A Review of the Design of Advanced Binders for High‐Performance Batteries

Polymer binders as a critical component in rechargeable batteries provide the electrodes with interconnected structures and mechanical strength to maintain the electronic/ionic transfer during battery cycling. The conventional binders, such as polyvinylidene fluoride (PVDF), are not ideal candidates due to their relatively low adhesiveness, weak mechanical strength, and poor functionality for high‐energy‐density batteries with a thick electrode and/or a high‐capacity electrode. Nevertheless, the binder has not yet received the attention that reflects its importance in batteries. The requirements of high energy density batteries make essential the exploration of advanced polymeric binders, which possess particular functions.

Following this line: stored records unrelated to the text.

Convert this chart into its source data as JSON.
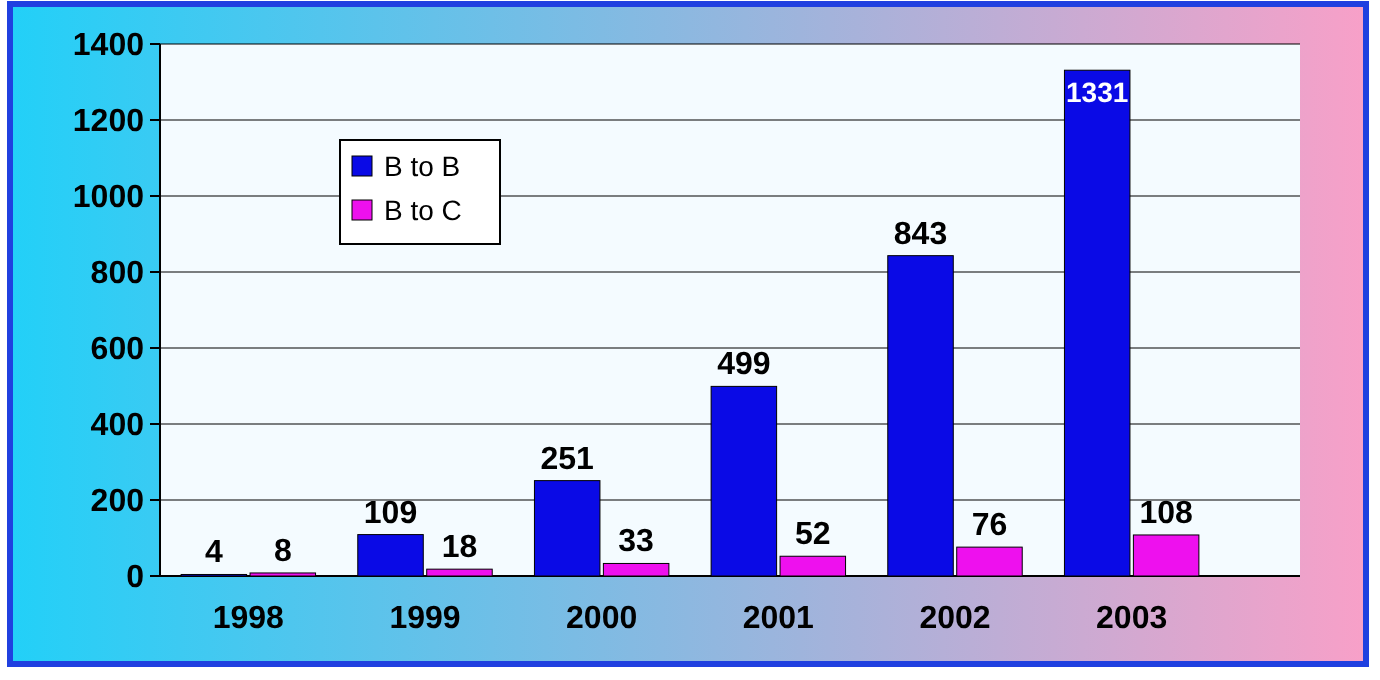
{
  "chart_data": {
    "type": "bar",
    "categories": [
      "1998",
      "1999",
      "2000",
      "2001",
      "2002",
      "2003"
    ],
    "series": [
      {
        "name": "B to B",
        "color": "#0a0ae6",
        "values": [
          4,
          109,
          251,
          499,
          843,
          1331
        ]
      },
      {
        "name": "B to C",
        "color": "#ee10ee",
        "values": [
          8,
          18,
          33,
          52,
          76,
          108
        ]
      }
    ],
    "ylim": [
      0,
      1400
    ],
    "yticks": [
      0,
      200,
      400,
      600,
      800,
      1000,
      1200,
      1400
    ],
    "grid": "y",
    "legend": "top left",
    "data_labels": true
  }
}
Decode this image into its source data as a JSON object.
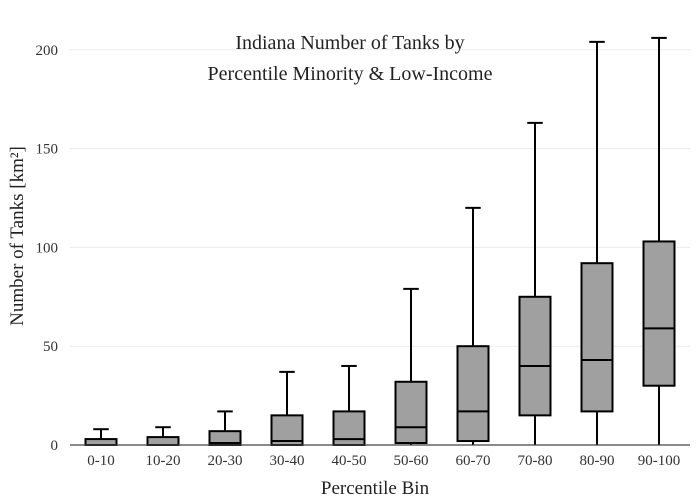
{
  "chart_data": {
    "type": "box",
    "title": "Indiana Number of Tanks by",
    "subtitle": "Percentile Minority & Low-Income",
    "xlabel": "Percentile Bin",
    "ylabel": "Number of Tanks  [km²]",
    "ylim": [
      0,
      210
    ],
    "yticks": [
      0,
      50,
      100,
      150,
      200
    ],
    "grid": true,
    "categories": [
      "0-10",
      "10-20",
      "20-30",
      "30-40",
      "40-50",
      "50-60",
      "60-70",
      "70-80",
      "80-90",
      "90-100"
    ],
    "boxes": [
      {
        "category": "0-10",
        "min": 0,
        "q1": 0,
        "median": 0,
        "q3": 3,
        "max": 8
      },
      {
        "category": "10-20",
        "min": 0,
        "q1": 0,
        "median": 0,
        "q3": 4,
        "max": 9
      },
      {
        "category": "20-30",
        "min": 0,
        "q1": 0,
        "median": 1,
        "q3": 7,
        "max": 17
      },
      {
        "category": "30-40",
        "min": 0,
        "q1": 0,
        "median": 2,
        "q3": 15,
        "max": 37
      },
      {
        "category": "40-50",
        "min": 0,
        "q1": 0,
        "median": 3,
        "q3": 17,
        "max": 40
      },
      {
        "category": "50-60",
        "min": 0,
        "q1": 1,
        "median": 9,
        "q3": 32,
        "max": 79
      },
      {
        "category": "60-70",
        "min": 0,
        "q1": 2,
        "median": 17,
        "q3": 50,
        "max": 120
      },
      {
        "category": "70-80",
        "min": 0,
        "q1": 15,
        "median": 40,
        "q3": 75,
        "max": 163
      },
      {
        "category": "80-90",
        "min": 0,
        "q1": 17,
        "median": 43,
        "q3": 92,
        "max": 204
      },
      {
        "category": "90-100",
        "min": 0,
        "q1": 30,
        "median": 59,
        "q3": 103,
        "max": 206
      }
    ],
    "colors": {
      "box_fill": "#a0a0a0",
      "box_stroke": "#000000",
      "grid": "#ececec"
    }
  }
}
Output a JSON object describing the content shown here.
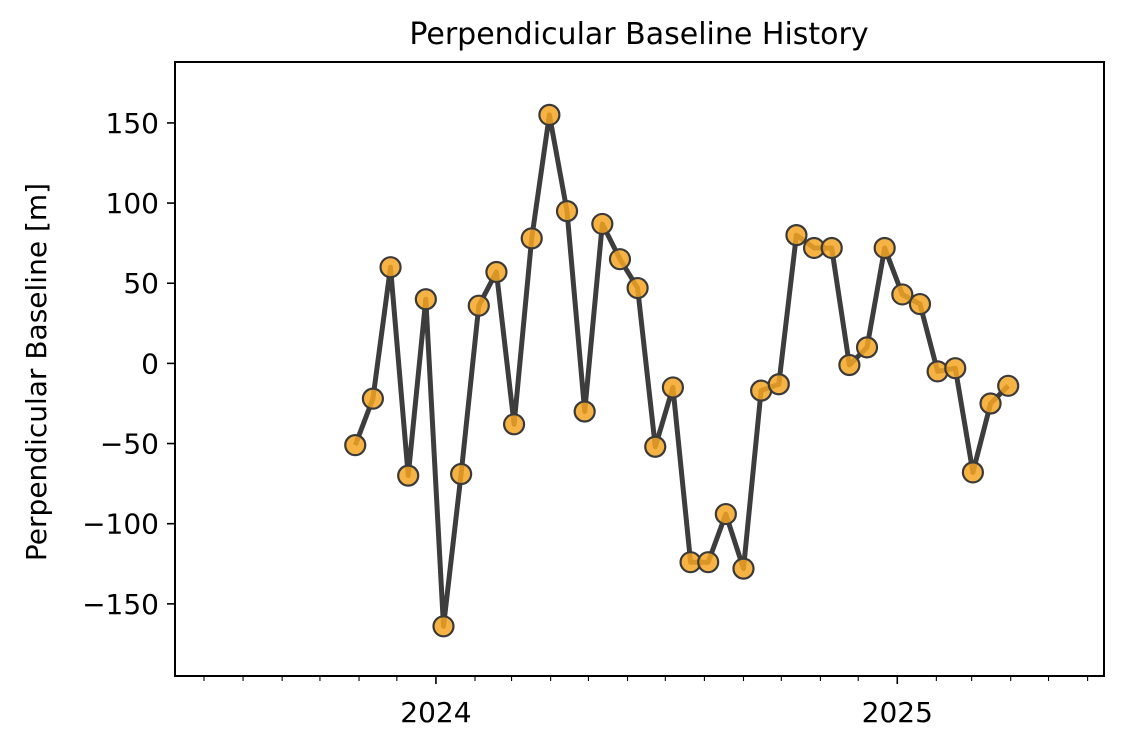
{
  "chart_data": {
    "type": "line",
    "title": "Perpendicular Baseline History",
    "xlabel": "",
    "ylabel": "Perpendicular Baseline [m]",
    "ylim": [
      -195,
      188
    ],
    "xlim": [
      "2023-06-08",
      "2025-06-14"
    ],
    "x_tick_labels": [
      "2024",
      "2025"
    ],
    "y_ticks": [
      150,
      100,
      50,
      0,
      -50,
      -100,
      -150
    ],
    "y_tick_labels": [
      "150",
      "100",
      "50",
      "0",
      "−50",
      "−100",
      "−150"
    ],
    "grid": false,
    "series": [
      {
        "line_color": "#3d3d3d",
        "marker_color": "#f5a623",
        "marker_edge_color": "#3a3a3a",
        "dates": [
          "2023-10-29",
          "2023-11-12",
          "2023-11-26",
          "2023-12-10",
          "2023-12-24",
          "2024-01-07",
          "2024-01-21",
          "2024-02-04",
          "2024-02-18",
          "2024-03-03",
          "2024-03-17",
          "2024-03-31",
          "2024-04-14",
          "2024-04-28",
          "2024-05-12",
          "2024-05-26",
          "2024-06-09",
          "2024-06-23",
          "2024-07-07",
          "2024-07-21",
          "2024-08-04",
          "2024-08-18",
          "2024-09-01",
          "2024-09-15",
          "2024-09-29",
          "2024-10-13",
          "2024-10-27",
          "2024-11-10",
          "2024-11-24",
          "2024-12-08",
          "2024-12-22",
          "2025-01-05",
          "2025-01-19",
          "2025-02-02",
          "2025-02-16",
          "2025-03-02",
          "2025-03-16",
          "2025-03-30",
          "2025-04-13"
        ],
        "values": [
          -51,
          -22,
          60,
          -70,
          40,
          -164,
          -69,
          36,
          57,
          -38,
          78,
          155,
          95,
          -30,
          87,
          65,
          47,
          -52,
          -15,
          -124,
          -124,
          -94,
          -128,
          -17,
          -13,
          80,
          72,
          72,
          -1,
          10,
          72,
          43,
          37,
          -5,
          -3,
          -68,
          -25,
          -14,
          null
        ]
      }
    ]
  }
}
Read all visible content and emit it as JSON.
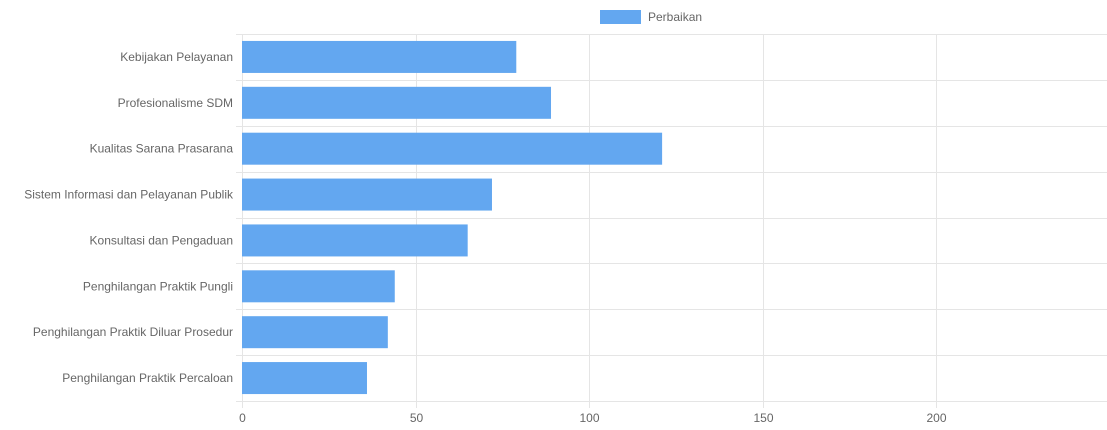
{
  "chart_data": {
    "type": "bar",
    "orientation": "horizontal",
    "categories": [
      "Kebijakan Pelayanan",
      "Profesionalisme SDM",
      "Kualitas Sarana Prasarana",
      "Sistem Informasi dan Pelayanan Publik",
      "Konsultasi dan Pengaduan",
      "Penghilangan Praktik Pungli",
      "Penghilangan Praktik Diluar Prosedur",
      "Penghilangan Praktik Percaloan"
    ],
    "series": [
      {
        "name": "Perbaikan",
        "color": "#63a7f0",
        "values": [
          79,
          89,
          121,
          72,
          65,
          44,
          42,
          36
        ]
      }
    ],
    "x_ticks": [
      "0",
      "50",
      "100",
      "150",
      "200"
    ],
    "xlim": [
      0,
      250
    ],
    "legend_position": "top-center",
    "grid": true
  }
}
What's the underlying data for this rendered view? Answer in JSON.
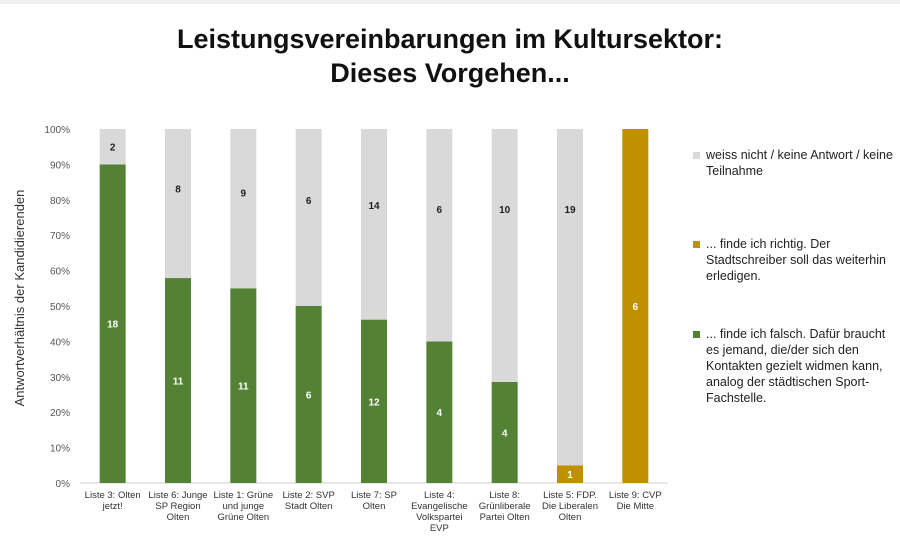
{
  "title_line1": "Leistungsvereinbarungen im Kultursektor:",
  "title_line2": "Dieses Vorgehen...",
  "colors": {
    "falsch": "#548235",
    "richtig": "#BF9000",
    "unknown": "#D9D9D9"
  },
  "legend": [
    {
      "key": "unknown",
      "label": "weiss nicht / keine Antwort / keine Teilnahme"
    },
    {
      "key": "richtig",
      "label": "... finde ich richtig. Der Stadtschreiber soll das weiterhin erledigen."
    },
    {
      "key": "falsch",
      "label": "... finde ich falsch. Dafür braucht es jemand, die/der sich den Kontakten gezielt widmen kann, analog der städtischen Sport-Fachstelle."
    }
  ],
  "chart_data": {
    "type": "bar",
    "stacked": true,
    "percent": true,
    "title": "Leistungsvereinbarungen im Kultursektor: Dieses Vorgehen...",
    "ylabel": "Antwortverhältnis der Kandidierenden",
    "xlabel": "",
    "ylim": [
      0,
      100
    ],
    "yticks": [
      "0%",
      "10%",
      "20%",
      "30%",
      "40%",
      "50%",
      "60%",
      "70%",
      "80%",
      "90%",
      "100%"
    ],
    "categories": [
      [
        "Liste 3: Olten",
        "jetzt!"
      ],
      [
        "Liste 6: Junge",
        "SP Region",
        "Olten"
      ],
      [
        "Liste 1: Grüne",
        "und junge",
        "Grüne Olten"
      ],
      [
        "Liste 2: SVP",
        "Stadt Olten"
      ],
      [
        "Liste 7: SP",
        "Olten"
      ],
      [
        "Liste 4:",
        "Evangelische",
        "Volkspartei",
        "EVP"
      ],
      [
        "Liste 8:",
        "Grünliberale",
        "Partei Olten"
      ],
      [
        "Liste 5: FDP.",
        "Die Liberalen",
        "Olten"
      ],
      [
        "Liste 9: CVP",
        "Die Mitte"
      ]
    ],
    "series": [
      {
        "key": "falsch",
        "name": "... finde ich falsch.",
        "values": [
          18,
          11,
          11,
          6,
          12,
          4,
          4,
          0,
          0
        ]
      },
      {
        "key": "richtig",
        "name": "... finde ich richtig.",
        "values": [
          0,
          0,
          0,
          0,
          0,
          0,
          0,
          1,
          6
        ]
      },
      {
        "key": "unknown",
        "name": "weiss nicht / keine Antwort / keine Teilnahme",
        "values": [
          2,
          8,
          9,
          6,
          14,
          6,
          10,
          19,
          0
        ]
      }
    ]
  }
}
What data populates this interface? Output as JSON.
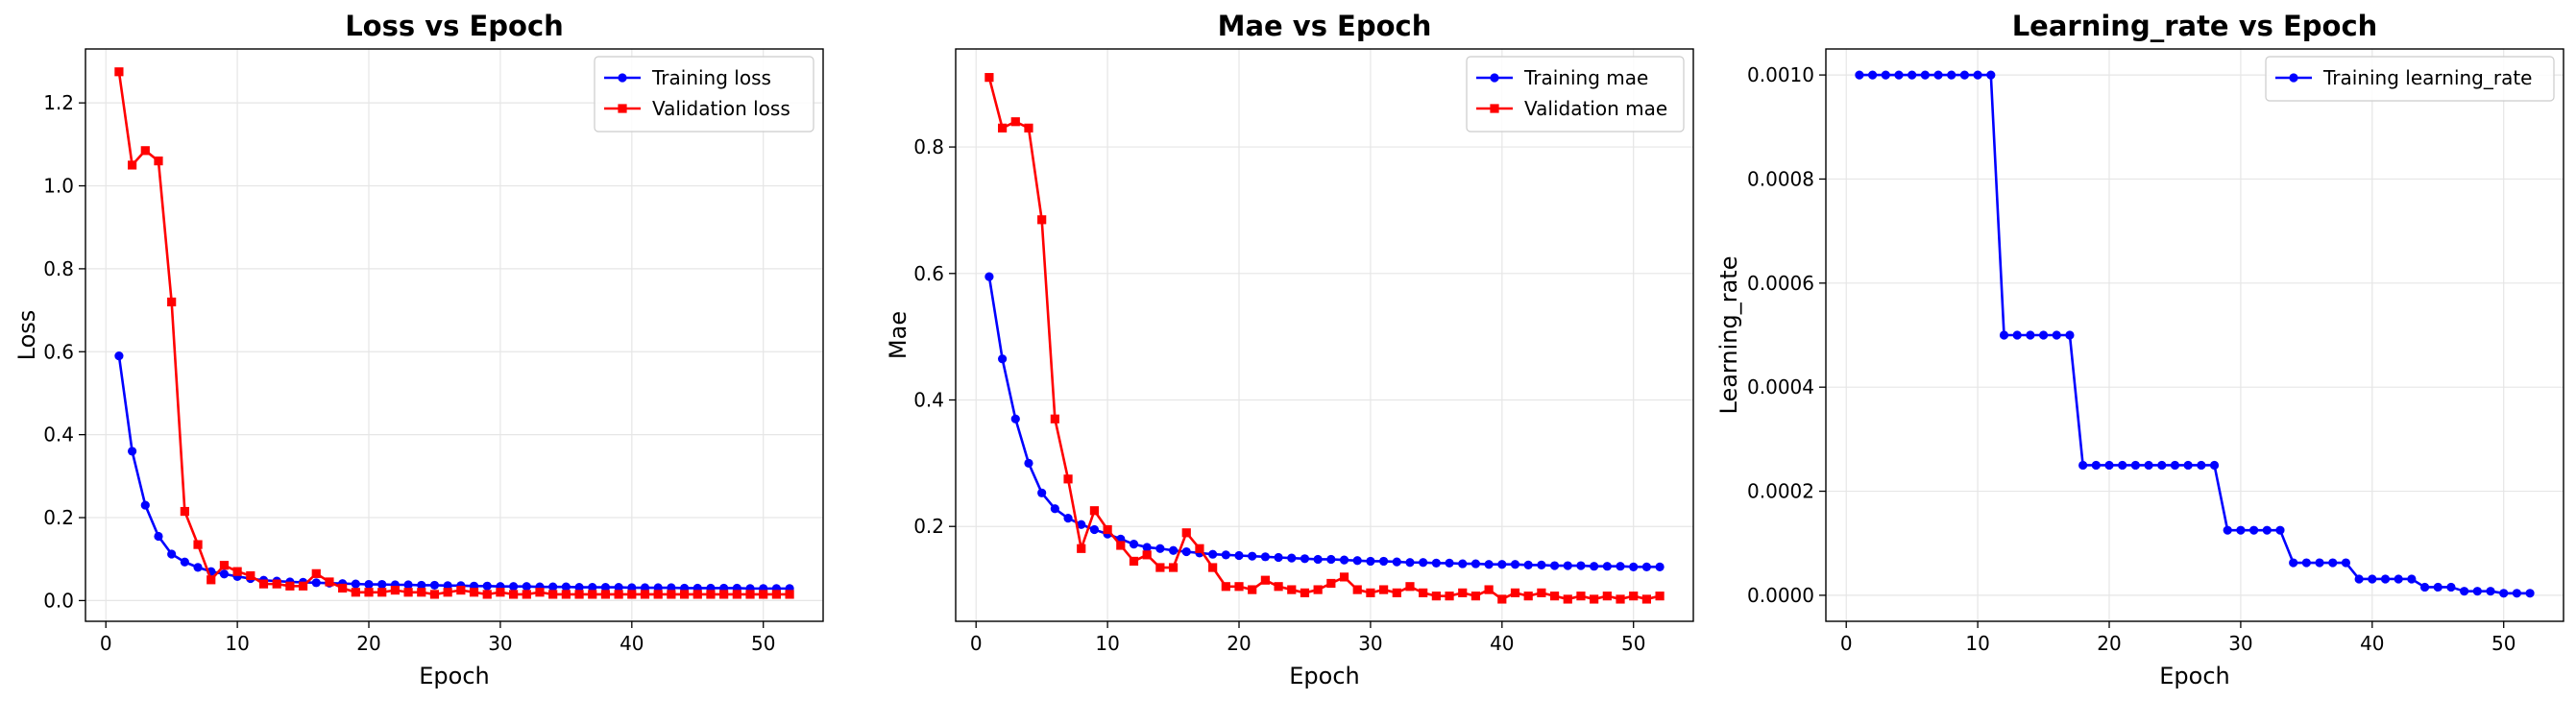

In this review, state‐of‐the‐art binder design strategies are sorted in terms of the challenges of various electrodes (anodes and cathodes for lithium ion batteries (LIBs) and sulfur cathodes for Li–S batteries), which have been commercialized or have the potential for practical cells. A deep insight into how the polymeric binders improve the cell performance and the design principle of new binders is also provided. Finally, a perspective on the direction of future binder development for high‐energy‐density batteries with long cycle life is presented. Advanced binder materials for lithium‐ion batteries (LIBs) are briefly reviewed in this article. The basic strategies for binder design for various electrode materials are summarized, providing a comprehensive insight into advanced binders for high energy density electrodes. A perspective is also provided on future binder development for high‐performance LIBs.